Good sleep improves your mood, performance, and health. However, poor sleep can lead to multiple health issues, such as:
Weakened immune system
Matthew Walker, the University of California Berkeley’s professor of neuroscience and psychology, has researched the impact of sleep on health and disease in human beings. According to his 2017 publication (Why We Sleep), Walker confirms the link of sleep deprivation to numerous diseases. He did the research for 4 years before writing the publication.
Here are tips for getting quality sleep:
Create and Stick to a Sleep Routine
Humans are creatures of habit and routine. It is, therefore, crucial to create and stick to a sleep routine every day, even on weekends and holidays. Do not sleep late on the weekends. It can interrupt your sleep routine.
Do not Exercise in the Evening
Doctors encourage regular exercise. Regular exercise can improve your sleep quality. Do not, however, exercise late in the evening or 3 hours before your bedtime.

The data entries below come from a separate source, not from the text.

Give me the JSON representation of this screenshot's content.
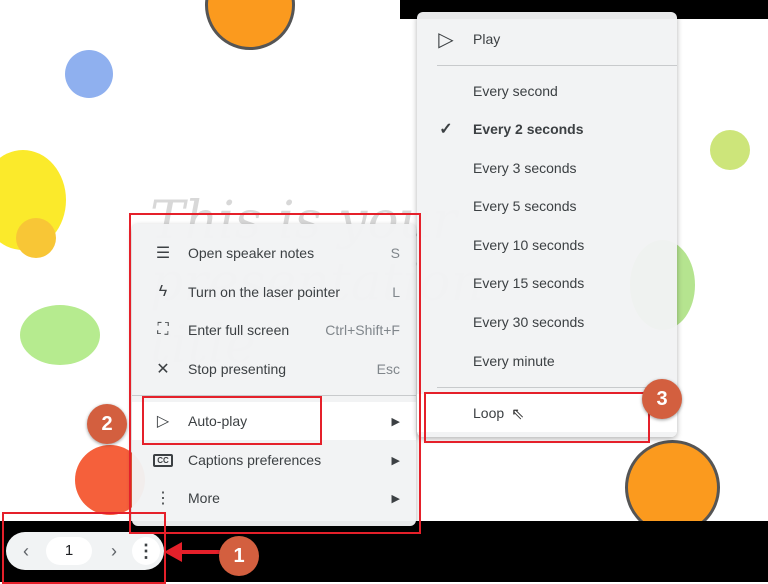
{
  "slide": {
    "title": "This is your presentation title"
  },
  "main_menu": {
    "items": [
      {
        "icon": "notes-icon",
        "label": "Open speaker notes",
        "shortcut": "S"
      },
      {
        "icon": "laser-pointer-icon",
        "label": "Turn on the laser pointer",
        "shortcut": "L"
      },
      {
        "icon": "fullscreen-icon",
        "label": "Enter full screen",
        "shortcut": "Ctrl+Shift+F"
      },
      {
        "icon": "close-icon",
        "label": "Stop presenting",
        "shortcut": "Esc"
      },
      {
        "icon": "play-icon",
        "label": "Auto-play",
        "submenu": true
      },
      {
        "icon": "captions-icon",
        "label": "Captions preferences",
        "submenu": true
      },
      {
        "icon": "more-vert-icon",
        "label": "More",
        "submenu": true
      }
    ]
  },
  "autoplay_menu": {
    "play": "Play",
    "intervals": [
      "Every second",
      "Every 2 seconds",
      "Every 3 seconds",
      "Every 5 seconds",
      "Every 10 seconds",
      "Every 15 seconds",
      "Every 30 seconds",
      "Every minute"
    ],
    "selected": "Every 2 seconds",
    "loop": "Loop"
  },
  "nav": {
    "page": "1"
  },
  "annotations": {
    "badge1": "1",
    "badge2": "2",
    "badge3": "3"
  },
  "colors": {
    "annotation_red": "#e5202a",
    "badge": "#d35f3f"
  }
}
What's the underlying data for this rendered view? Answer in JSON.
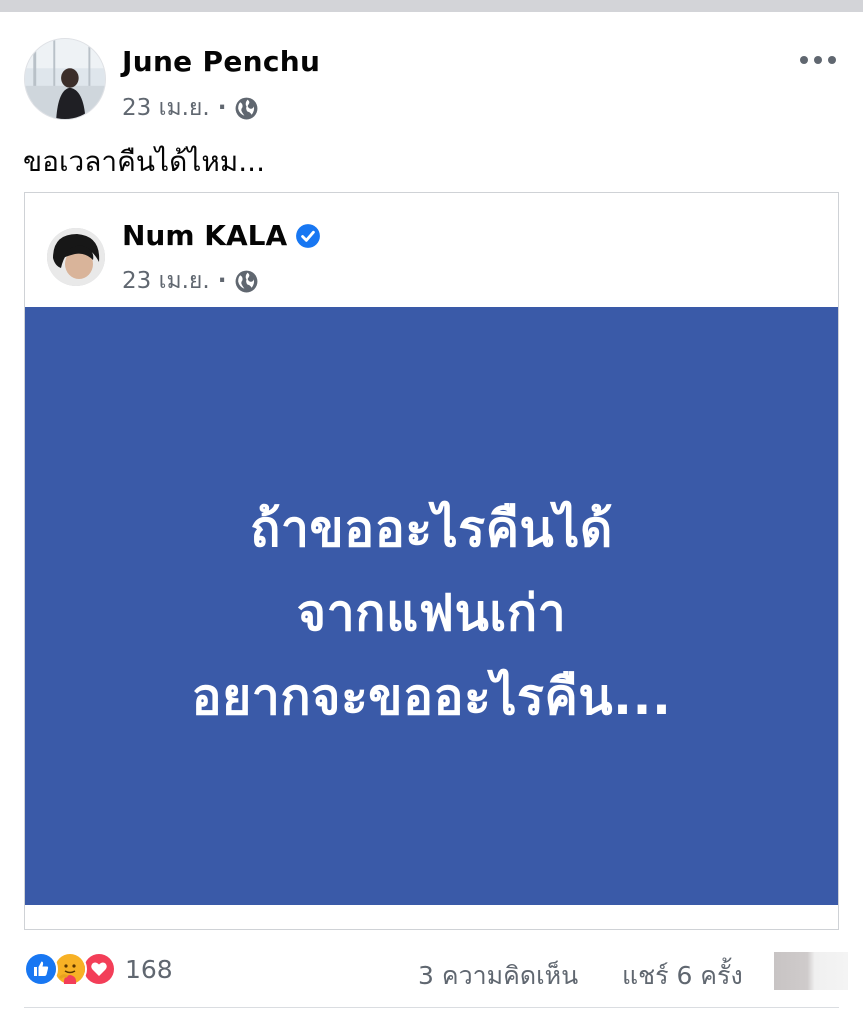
{
  "post": {
    "author": "June Penchu",
    "date": "23 เม.ย.",
    "separator": "·",
    "caption": "ขอเวลาคืนได้ไหม..."
  },
  "shared_post": {
    "author": "Num KALA",
    "date": "23 เม.ย.",
    "separator": "·",
    "status_background": "#3a5aa8",
    "status_lines": [
      "ถ้าขออะไรคืนได้",
      "จากแฟนเก่า",
      "อยากจะขออะไรคืน..."
    ]
  },
  "footer": {
    "reaction_icons": [
      "like-icon",
      "care-icon",
      "love-icon"
    ],
    "reaction_count": "168",
    "comments": "3 ความคิดเห็น",
    "shares": "แชร์ 6 ครั้ง"
  },
  "colors": {
    "brand_blue": "#1877f2",
    "love_red": "#f33e58",
    "meta_gray": "#606770"
  }
}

Avoid Nicotine and Caffeine
Nicotine and caffeine are stimulants. Do not consume them in the afternoon. They can affect your sleep quality. Nicotine is a mild stimulant. However, you are more likely to wake up in the middle of the night if you consume nicotine. Smokers, for example, wake up at night because of nicotine withdrawal.
Do Not Drink Alcoholic Drinks in the Evening
If you drink alcohol before you go to bed, the alcohol can disrupt your REM sleep. You will, therefore, not get a good night’s rest.

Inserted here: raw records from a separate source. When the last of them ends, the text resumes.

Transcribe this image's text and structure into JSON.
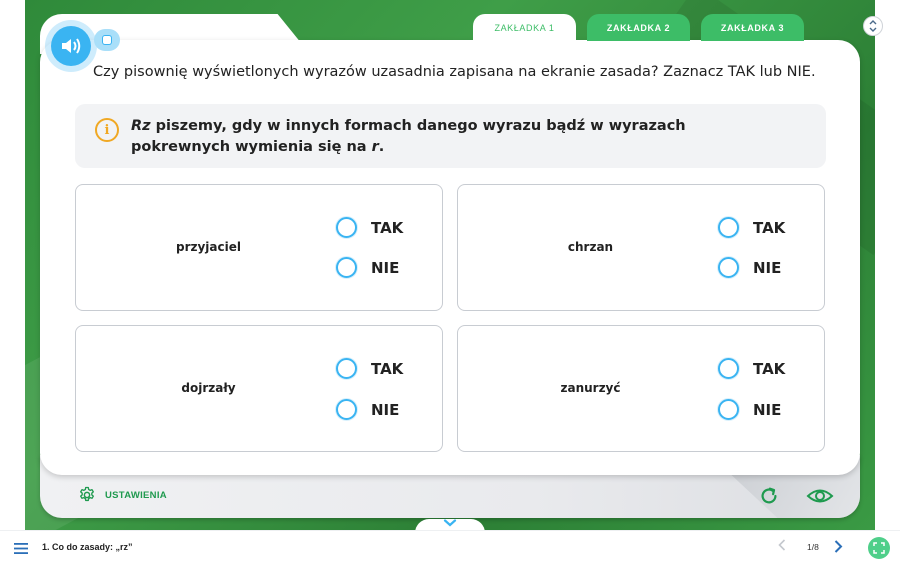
{
  "tabs": [
    {
      "label": "ZAKŁADKA 1",
      "active": true
    },
    {
      "label": "ZAKŁADKA 2",
      "active": false
    },
    {
      "label": "ZAKŁADKA 3",
      "active": false
    }
  ],
  "instruction": "Czy pisownię wyświetlonych wyrazów uzasadnia zapisana na ekranie zasada? Zaznacz TAK lub NIE.",
  "rule": {
    "icon": "info-icon",
    "icon_glyph": "i",
    "part1_italic": "Rz",
    "part2": " piszemy, gdy w innych formach danego wyrazu bądź w wyrazach pokrewnych wymienia się na ",
    "part3_italic": "r",
    "part4": "."
  },
  "questions": [
    {
      "word": "przyjaciel",
      "options": [
        "TAK",
        "NIE"
      ]
    },
    {
      "word": "chrzan",
      "options": [
        "TAK",
        "NIE"
      ]
    },
    {
      "word": "dojrzały",
      "options": [
        "TAK",
        "NIE"
      ]
    },
    {
      "word": "zanurzyć",
      "options": [
        "TAK",
        "NIE"
      ]
    }
  ],
  "footer": {
    "settings_label": "USTAWIENIA"
  },
  "bottom_bar": {
    "lesson_title": "1. Co do zasady: „rz”",
    "page": "1/8"
  },
  "colors": {
    "accent_green": "#3dbd67",
    "dark_green": "#1f9a4f",
    "radio_blue": "#3ab4f2",
    "info_orange": "#f0a824"
  }
}
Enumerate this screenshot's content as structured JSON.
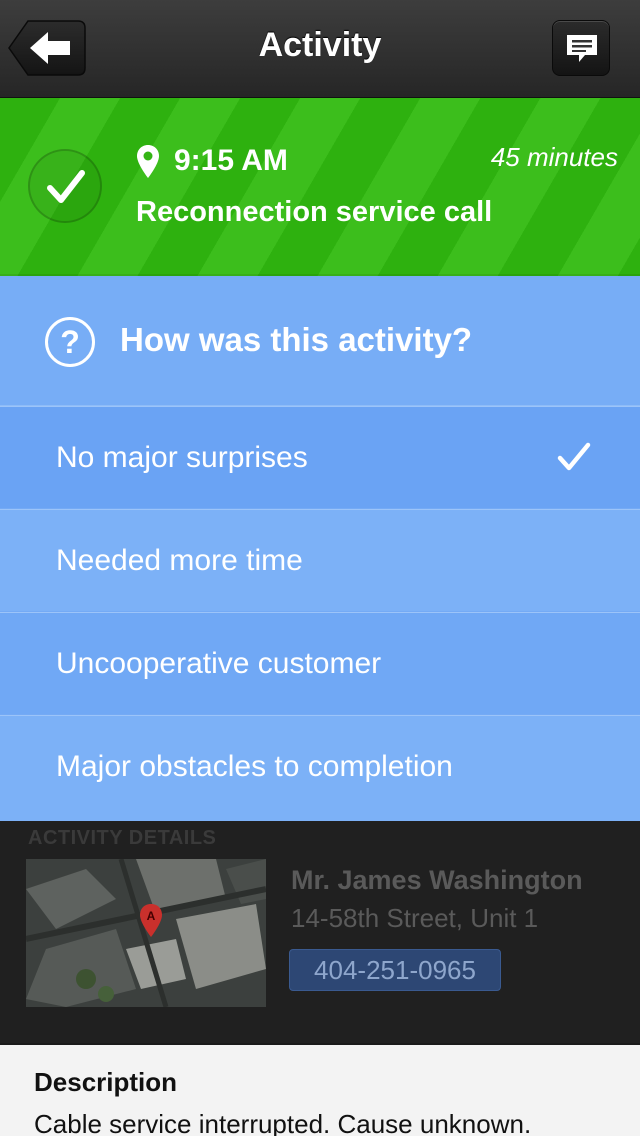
{
  "nav": {
    "title": "Activity",
    "back_icon": "arrow-left-icon",
    "message_icon": "speech-bubble-icon"
  },
  "activity": {
    "time": "9:15 AM",
    "duration": "45 minutes",
    "title": "Reconnection service call",
    "status_icon": "checkmark-icon",
    "location_icon": "map-pin-icon",
    "status_color": "#34b514"
  },
  "question": {
    "text": "How was this activity?",
    "icon": "question-icon",
    "color": "#74aaf5",
    "options": [
      {
        "label": "No major surprises",
        "selected": true
      },
      {
        "label": "Needed more time",
        "selected": false
      },
      {
        "label": "Uncooperative customer",
        "selected": false
      },
      {
        "label": "Major obstacles to completion",
        "selected": false
      }
    ]
  },
  "details": {
    "heading": "ACTIVITY DETAILS",
    "map_marker": "A",
    "customer_name": "Mr. James Washington",
    "address": "14-58th Street, Unit 1",
    "phone": "404-251-0965"
  },
  "description": {
    "label": "Description",
    "text": "Cable service interrupted. Cause unknown."
  }
}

Do Not Take Larger Meals Before Bed
Taking a heavy can cause digestive problems. Digestive problems can affect your sleep quality. Do not also drink too many beverages before bed. You will wake up to use the bathroom if you drink too many beverages.
D o Not Take Some Medications
Some medications can disrupt or delay your sleep. For example, if you take some heart and blood medications before your bedtime, they disrupt your sleep patterns. If you do not get enough night’s rest, you should talk to your doctor. If you use drugs, your doctor can tell you if these drugs contribute to your sleep problems. In fact, over-the-counter drugs may disrupt or delay your sleep.
Do Not Nap in the Evening
In some cases, it is good to take a short nap during the day. However, if you nap in the evening, you will find it difficult to fall asleep.

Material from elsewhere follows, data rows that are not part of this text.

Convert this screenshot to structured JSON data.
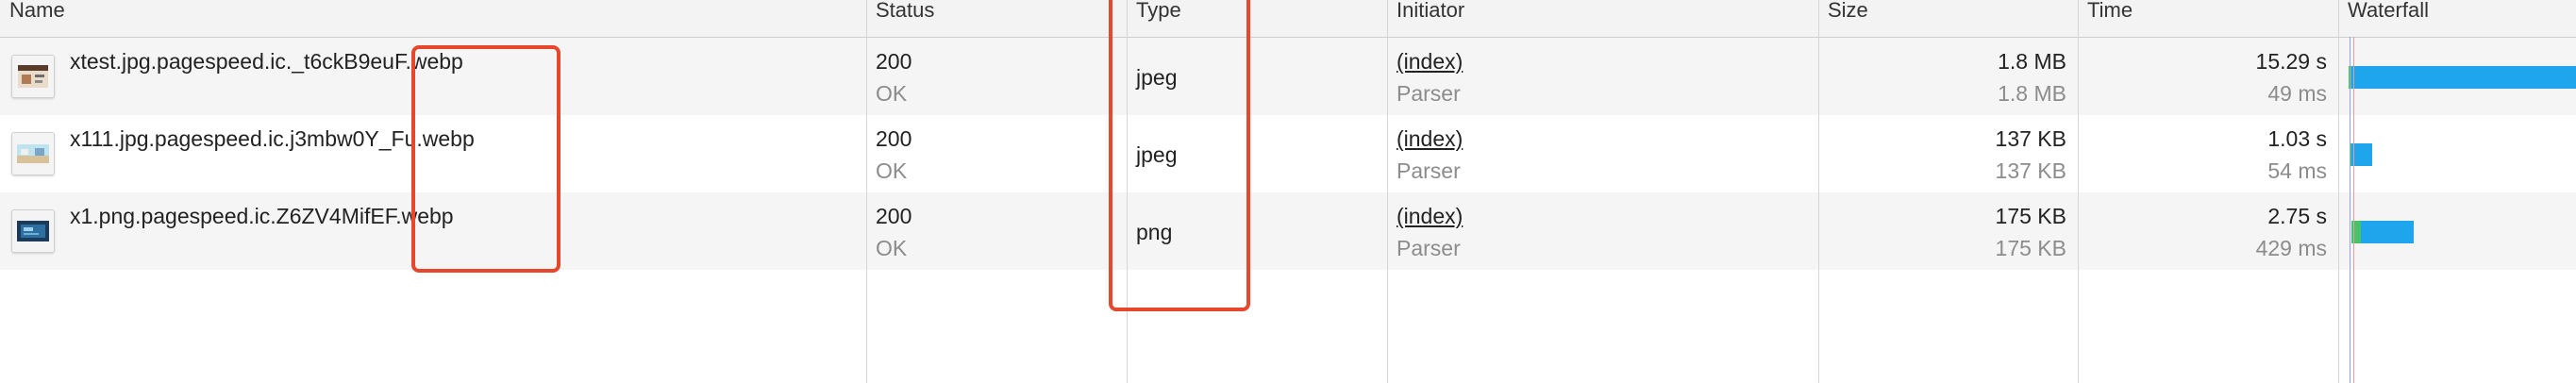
{
  "columns": {
    "name": "Name",
    "status": "Status",
    "type": "Type",
    "initiator": "Initiator",
    "size": "Size",
    "time": "Time",
    "waterfall": "Waterfall"
  },
  "requests": [
    {
      "name": "xtest.jpg.pagespeed.ic._t6ckB9euF.webp",
      "status_code": "200",
      "status_text": "OK",
      "type": "jpeg",
      "initiator": "(index)",
      "initiator_kind": "Parser",
      "size": "1.8 MB",
      "size_resource": "1.8 MB",
      "time": "15.29 s",
      "latency": "49 ms",
      "thumb_icon": "image-thumbnail-icon"
    },
    {
      "name": "x111.jpg.pagespeed.ic.j3mbw0Y_Fu.webp",
      "status_code": "200",
      "status_text": "OK",
      "type": "jpeg",
      "initiator": "(index)",
      "initiator_kind": "Parser",
      "size": "137 KB",
      "size_resource": "137 KB",
      "time": "1.03 s",
      "latency": "54 ms",
      "thumb_icon": "image-thumbnail-icon"
    },
    {
      "name": "x1.png.pagespeed.ic.Z6ZV4MifEF.webp",
      "status_code": "200",
      "status_text": "OK",
      "type": "png",
      "initiator": "(index)",
      "initiator_kind": "Parser",
      "size": "175 KB",
      "size_resource": "175 KB",
      "time": "2.75 s",
      "latency": "429 ms",
      "thumb_icon": "image-thumbnail-icon"
    }
  ],
  "colors": {
    "waterfall_receiving": "#1ea5ec",
    "waterfall_waiting": "#49c36a",
    "annotation_box": "#e6472d"
  }
}
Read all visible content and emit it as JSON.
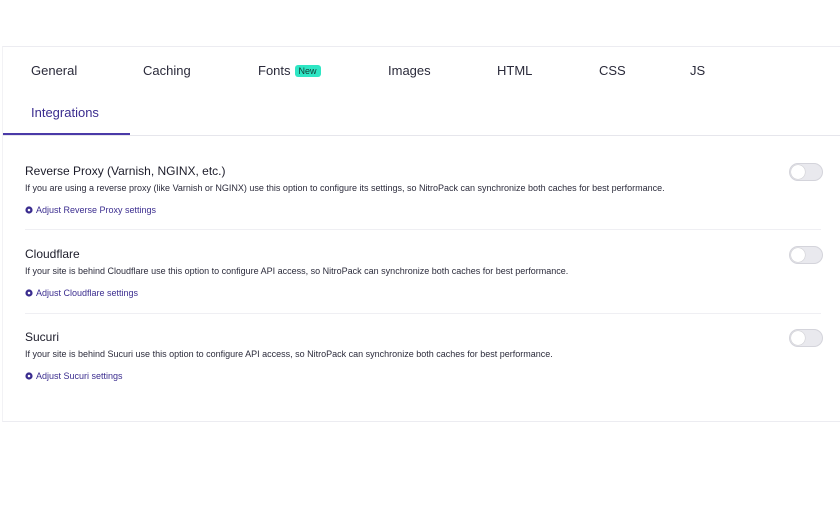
{
  "tabs": {
    "general": "General",
    "caching": "Caching",
    "fonts": "Fonts",
    "fonts_badge": "New",
    "images": "Images",
    "html": "HTML",
    "css": "CSS",
    "js": "JS",
    "integrations": "Integrations",
    "active": "Integrations"
  },
  "settings": [
    {
      "title": "Reverse Proxy (Varnish, NGINX, etc.)",
      "description": "If you are using a reverse proxy (like Varnish or NGINX) use this option to configure its settings, so NitroPack can synchronize both caches for best performance.",
      "link": "Adjust Reverse Proxy settings",
      "enabled": false
    },
    {
      "title": "Cloudflare",
      "description": "If your site is behind Cloudflare use this option to configure API access, so NitroPack can synchronize both caches for best performance.",
      "link": "Adjust Cloudflare settings",
      "enabled": false
    },
    {
      "title": "Sucuri",
      "description": "If your site is behind Sucuri use this option to configure API access, so NitroPack can synchronize both caches for best performance.",
      "link": "Adjust Sucuri settings",
      "enabled": false
    }
  ],
  "colors": {
    "accent": "#3b2d8f",
    "badge": "#2ee6c4",
    "toggle_off": "#e9e9ee"
  },
  "icons": {
    "link_icon": "gear-icon"
  }
}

Unwind Before Your Bedtime
It is essential to create time to relax and unwind before going to bed. Unwinding before your bedtime can help you fall asleep quickly.
Take a Hot Bath Before Your Bedtime
Taking a hot bath before bedtime can help you unwind. Your body temperature will drop after taking a hot bath. A drop in your body temperature can help you fall asleep.
Ensure Your Bed Is Comfortable
You may not realise it but your mattress could be preventing you from getting the best quality sleep. Check out these King Koil’s 2023 mattresses.
Do Not Put Devices in Your Bedroom
If you use your computer or cell phone in your bedroom, they can distract you. The blue light from these devices suppresses the release of melatonin. The purpose of melatonin is to regulate the sleep/wake cycle.
It is essential to get enough sunlight exposure, especially in the mornings. Sun exposure regulates your sleep patterns. You need around 30 minutes of sun exposure every day.